No polêmico áudio de quatro horas, de 17 de março, que provocou reviravolta do caso JBS, Joesley Batista revela irritação e diz ao executivo Ricardo Saud, seu braço direito, que Operação Carne Fraca, da Polícia Federal, é ‘idiota’.

Em um trecho do polêmico áudio de quatro horas que provocou a reviravolta do caso JBS, o empresário Joesley Batista conversa com o executivo do grupo Ricardo Saud e ataca a Operação Carne Fraca, deflagrada naquele dia 17 de março. Joesley diz que é ‘uma operação idiota’ e acrescenta. “Janot, nessa escola sua eu fui professor.”

“Eu queria estar frente ao Janot e dizer. ‘Janot, para. Isso é coisa de menino. Para. Uma operação idiota dessa, você bota mil e cem homens na rua, em troca de nada, achando que vai me amedrontar. Achando que vai…para! Tá louco.”

Joesley e Saud disseram na quinta-feira, 7, à Procuradoria-Geral da República que o diálogo daquele 17 de março foi ‘uma conversa de bêbados’. Não convenceram. Janot pediu a prisão de ambos e ainda do ex-procurador da República Marcello Miller, sob suspeita de fazer jogo duplo – ele estaria ajudando o grupo empresarial nas negociações para o acordo de colaboração com a Procuradoria-Geral da República quando ainda estava no exercício das funções no Ministério Público Federal.

Naquele 17 de março, a Polícia Federal e a Procuradoria deflagraram Carne Fraca, que pegou frigoríficos por supostamente colocarem no mercado produtos estragados.

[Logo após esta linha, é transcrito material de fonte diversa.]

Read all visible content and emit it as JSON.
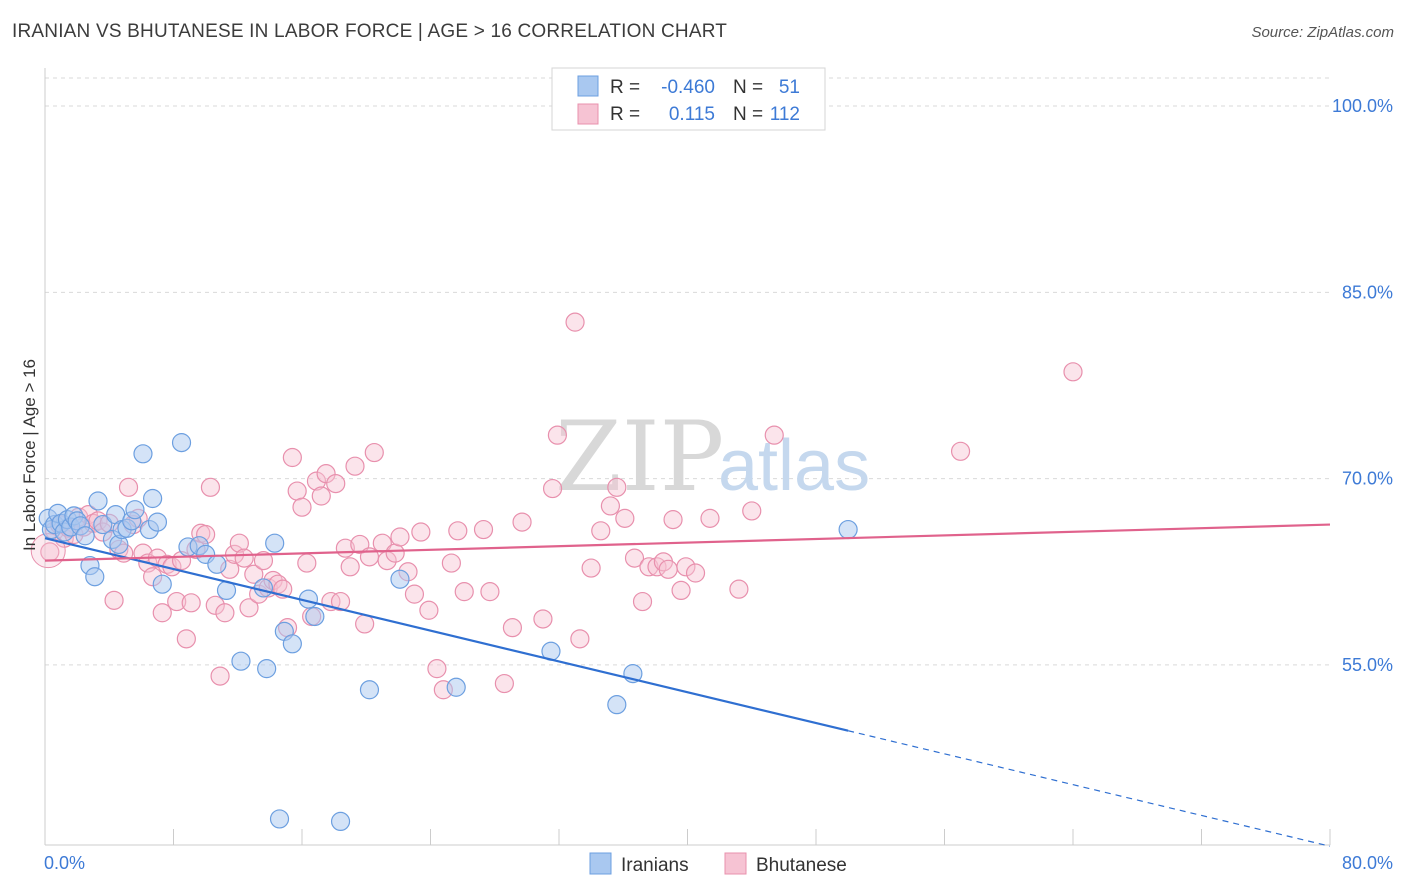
{
  "header": {
    "title": "IRANIAN VS BHUTANESE IN LABOR FORCE | AGE > 16 CORRELATION CHART",
    "source": "Source: ZipAtlas.com"
  },
  "watermark": {
    "zip": "ZIP",
    "atlas": "atlas"
  },
  "colors": {
    "iranians_fill": "#a9c8f0",
    "iranians_stroke": "#6c9fe0",
    "iranians_line": "#2f6fd1",
    "bhutanese_fill": "#f6c3d3",
    "bhutanese_stroke": "#e890ad",
    "bhutanese_line": "#e0628c",
    "grid": "#d9d9d9",
    "tick_text": "#3d7ad6"
  },
  "legend": {
    "rows": [
      {
        "r_label": "R =",
        "r_value": "-0.460",
        "n_label": "N =",
        "n_value": "51"
      },
      {
        "r_label": "R =",
        "r_value": "0.115",
        "n_label": "N =",
        "n_value": "112"
      }
    ]
  },
  "chart_data": {
    "type": "scatter",
    "title": "IRANIAN VS BHUTANESE IN LABOR FORCE | AGE > 16 CORRELATION CHART",
    "xlabel": "",
    "ylabel": "In Labor Force | Age > 16",
    "xlim": [
      0,
      80
    ],
    "ylim": [
      40.5,
      102.5
    ],
    "x_tick_labels": [
      "0.0%",
      "80.0%"
    ],
    "y_ticks": [
      55,
      70,
      85,
      100
    ],
    "y_tick_labels": [
      "55.0%",
      "70.0%",
      "85.0%",
      "100.0%"
    ],
    "legend_position": "top-center",
    "series": [
      {
        "name": "Iranians",
        "r": -0.46,
        "n": 51,
        "trend": {
          "x0": 0,
          "y0": 65.2,
          "x1": 50.0,
          "y1": 49.7,
          "dashed_to_x": 80.0,
          "dashed_to_y": 40.4
        },
        "points": [
          [
            0.2,
            66.8
          ],
          [
            0.4,
            65.9
          ],
          [
            0.6,
            66.3
          ],
          [
            0.8,
            67.2
          ],
          [
            1.0,
            66.4
          ],
          [
            1.2,
            65.7
          ],
          [
            1.4,
            66.7
          ],
          [
            1.6,
            66.1
          ],
          [
            1.8,
            67.0
          ],
          [
            2.0,
            66.6
          ],
          [
            2.2,
            66.2
          ],
          [
            2.5,
            65.4
          ],
          [
            2.8,
            63.0
          ],
          [
            3.1,
            62.1
          ],
          [
            3.3,
            68.2
          ],
          [
            3.6,
            66.3
          ],
          [
            4.2,
            65.1
          ],
          [
            4.4,
            67.1
          ],
          [
            4.6,
            64.7
          ],
          [
            4.8,
            65.9
          ],
          [
            5.1,
            66.0
          ],
          [
            5.4,
            66.6
          ],
          [
            5.6,
            67.5
          ],
          [
            6.1,
            72.0
          ],
          [
            6.5,
            65.9
          ],
          [
            6.7,
            68.4
          ],
          [
            7.0,
            66.5
          ],
          [
            7.3,
            61.5
          ],
          [
            8.5,
            72.9
          ],
          [
            8.9,
            64.5
          ],
          [
            9.6,
            64.6
          ],
          [
            10.0,
            63.9
          ],
          [
            10.7,
            63.1
          ],
          [
            11.3,
            61.0
          ],
          [
            12.2,
            55.3
          ],
          [
            13.6,
            61.2
          ],
          [
            13.8,
            54.7
          ],
          [
            14.3,
            64.8
          ],
          [
            14.6,
            42.6
          ],
          [
            14.9,
            57.7
          ],
          [
            15.4,
            56.7
          ],
          [
            16.4,
            60.3
          ],
          [
            16.8,
            58.9
          ],
          [
            18.4,
            42.4
          ],
          [
            20.2,
            53.0
          ],
          [
            22.1,
            61.9
          ],
          [
            25.6,
            53.2
          ],
          [
            31.5,
            56.1
          ],
          [
            35.6,
            51.8
          ],
          [
            36.6,
            54.3
          ],
          [
            50.0,
            65.9
          ]
        ]
      },
      {
        "name": "Bhutanese",
        "r": 0.115,
        "n": 112,
        "trend": {
          "x0": 0,
          "y0": 63.4,
          "x1": 80.0,
          "y1": 66.3
        },
        "points": [
          [
            0.3,
            64.1
          ],
          [
            0.6,
            65.8
          ],
          [
            0.9,
            66.3
          ],
          [
            1.2,
            65.2
          ],
          [
            1.5,
            66.0
          ],
          [
            1.8,
            65.5
          ],
          [
            2.1,
            66.9
          ],
          [
            2.4,
            66.1
          ],
          [
            2.7,
            67.1
          ],
          [
            3.0,
            66.4
          ],
          [
            3.3,
            66.6
          ],
          [
            3.6,
            65.7
          ],
          [
            4.0,
            66.4
          ],
          [
            4.3,
            60.2
          ],
          [
            4.6,
            64.3
          ],
          [
            4.9,
            64.0
          ],
          [
            5.2,
            69.3
          ],
          [
            5.5,
            66.3
          ],
          [
            5.8,
            66.8
          ],
          [
            6.1,
            64.0
          ],
          [
            6.4,
            63.2
          ],
          [
            6.7,
            62.1
          ],
          [
            7.0,
            63.6
          ],
          [
            7.3,
            59.2
          ],
          [
            7.6,
            63.1
          ],
          [
            7.9,
            62.9
          ],
          [
            8.2,
            60.1
          ],
          [
            8.5,
            63.4
          ],
          [
            8.8,
            57.1
          ],
          [
            9.1,
            60.0
          ],
          [
            9.4,
            64.3
          ],
          [
            9.7,
            65.6
          ],
          [
            10.0,
            65.5
          ],
          [
            10.3,
            69.3
          ],
          [
            10.6,
            59.8
          ],
          [
            10.9,
            54.1
          ],
          [
            11.2,
            59.2
          ],
          [
            11.5,
            62.7
          ],
          [
            11.8,
            63.9
          ],
          [
            12.1,
            64.8
          ],
          [
            12.4,
            63.6
          ],
          [
            12.7,
            59.6
          ],
          [
            13.0,
            62.3
          ],
          [
            13.3,
            60.7
          ],
          [
            13.6,
            63.4
          ],
          [
            13.9,
            61.2
          ],
          [
            14.2,
            61.8
          ],
          [
            14.5,
            61.5
          ],
          [
            14.8,
            61.1
          ],
          [
            15.1,
            58.0
          ],
          [
            15.4,
            71.7
          ],
          [
            15.7,
            69.0
          ],
          [
            16.0,
            67.7
          ],
          [
            16.3,
            63.2
          ],
          [
            16.6,
            58.9
          ],
          [
            16.9,
            69.8
          ],
          [
            17.2,
            68.6
          ],
          [
            17.5,
            70.4
          ],
          [
            17.8,
            60.1
          ],
          [
            18.1,
            69.6
          ],
          [
            18.4,
            60.1
          ],
          [
            18.7,
            64.4
          ],
          [
            19.0,
            62.9
          ],
          [
            19.3,
            71.0
          ],
          [
            19.6,
            64.7
          ],
          [
            19.9,
            58.3
          ],
          [
            20.2,
            63.7
          ],
          [
            20.5,
            72.1
          ],
          [
            21.0,
            64.8
          ],
          [
            21.3,
            63.4
          ],
          [
            21.8,
            64.0
          ],
          [
            22.1,
            65.3
          ],
          [
            22.6,
            62.5
          ],
          [
            23.0,
            60.7
          ],
          [
            23.4,
            65.7
          ],
          [
            23.9,
            59.4
          ],
          [
            24.4,
            54.7
          ],
          [
            24.8,
            53.0
          ],
          [
            25.3,
            63.2
          ],
          [
            25.7,
            65.8
          ],
          [
            26.1,
            60.9
          ],
          [
            27.3,
            65.9
          ],
          [
            27.7,
            60.9
          ],
          [
            28.6,
            53.5
          ],
          [
            29.1,
            58.0
          ],
          [
            29.7,
            66.5
          ],
          [
            31.0,
            58.7
          ],
          [
            31.6,
            69.2
          ],
          [
            31.9,
            73.5
          ],
          [
            33.0,
            82.6
          ],
          [
            33.3,
            57.1
          ],
          [
            34.0,
            62.8
          ],
          [
            34.6,
            65.8
          ],
          [
            35.2,
            67.8
          ],
          [
            35.6,
            69.3
          ],
          [
            36.1,
            66.8
          ],
          [
            36.7,
            63.6
          ],
          [
            37.2,
            60.1
          ],
          [
            37.6,
            62.9
          ],
          [
            38.1,
            62.9
          ],
          [
            38.5,
            63.3
          ],
          [
            38.8,
            62.7
          ],
          [
            39.1,
            66.7
          ],
          [
            39.6,
            61.0
          ],
          [
            39.9,
            62.9
          ],
          [
            40.5,
            62.4
          ],
          [
            41.4,
            66.8
          ],
          [
            43.2,
            61.1
          ],
          [
            44.0,
            67.4
          ],
          [
            45.4,
            73.5
          ],
          [
            57.0,
            72.2
          ],
          [
            64.0,
            78.6
          ]
        ]
      }
    ]
  },
  "bottom_legend": {
    "items": [
      "Iranians",
      "Bhutanese"
    ]
  }
}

“É porque ele (Janot) não sabe com quem ele tá lidando”, seguiu Joesley no bate papo com Saud. “É que ele tá achando que tá lidando com um menino amarelo. Aí eu vou chegar lá e dizer. ‘Janot, nessa escola sua eu fui professor. Você tá tendo aula e eu fui professor. Para! Que que é isso…Que brincadeira, Para! Eu tô achando até engraçado. To achando até ridículo isso. Para! Ricardinho, ele na cadeira dele conosco, ele num…Ricardinho, na escola que eles estudam, nós é professor. Para!”

Em outro trecho, Joesley fala do ‘jogo do Ministério Público’.

“Dentro do jogo do MP com não sei o quê, é um carteado, né? Uma aposta. Eu posso estar completamente enganado. Ricardo, eu…um jogo, né? Um carteado. Eu duvido que esse Janot não queira a nossa delação. Mas eu duvido assim…eu aposto 100 para um. Não é 10 para um, não. É 100 para um. Aí eu fico vendo toda essa confusão de…Pensa o que eles fizeram hoje. Uma operação idiota, enfiando nós. Isso é de dar risada. Ricardo, o que eles fizeram hoje é de dar risada. Eu queria estar em frente ao Janot e dizer ‘Janot, para.”